John Edward Costigan Biography

John Edward Costigan

American

1888–1972

Biography

John Edward Costigan, painter and printmaker, was born in Providence, Rhode Island on February 29, 1888. Costigan moved to New York in 1903 and was hired by the H. C. Miner Lithography Company. He remained in their employ for twenty-eight years designing theatrical posters. Costigan was primarily self-taught as an artist but he did study briefly at the Art Students League in 1906 and attended unofficial life classes at the Kit-Kat Club [a Broadway theatre on 52nd Street in the Theatre District of Midtown New York].

Costigan was a member of and exhibited with the American Watercolor Association, the New York Water Color Club, the Allied American Artists, the Salmagundi Club, the American Society of Animal Painters, the National Art Club, the Guild of American Painters, the Philadelphia Society of Etchers, the Society of American Etchers, and the Woodstock Art Association. Costigan was elected an Associate of the National Academy of Design in 1926 and elevated to Academician in 1928.

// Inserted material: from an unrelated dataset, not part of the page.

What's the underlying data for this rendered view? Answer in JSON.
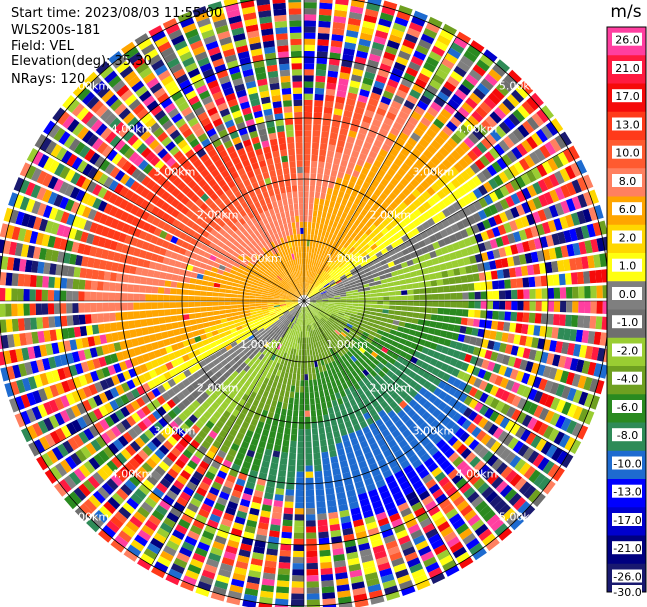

In 1919, Costigan married and moved to a farm in Orangeburg, New York and much of his subject matter related to life on the farm. During the Depression he lost his job with Milner and joined the Public Works of Art Project in New York. He returned to commercial art in 1945, illustrating McCall’s Bluebook magazine for five years.

The work of John Costigan is represented in the High Museum of Art, Atlanta, Georgia; the Blanton Museum, the University of Texas at Austin; the Brooklyn Museum, New York; the Buffalo AKG Art Museum, New York; the Art Institute of Chicago, Illinois; the Los Angeles County Museum of Art, California; the Madison Museum of Contemporary Art, Wisconsin; the New York Public Library, the Metropolitan Museum of Art, and the Whitney Museum of American Art, New York; the Rhode Island School of Design Museum, Providence; the Richmond Art Museum, Indiana; the Rochester Memorial Art Gallery, New York; the Springville Museum of Art, Utah; and the Library of Congress, the National Gallery of Art, and the Smithsonian American Art Museum, Washington, D.C.

John Edward Costigan died in Nyack, New York on August, 5, 1972.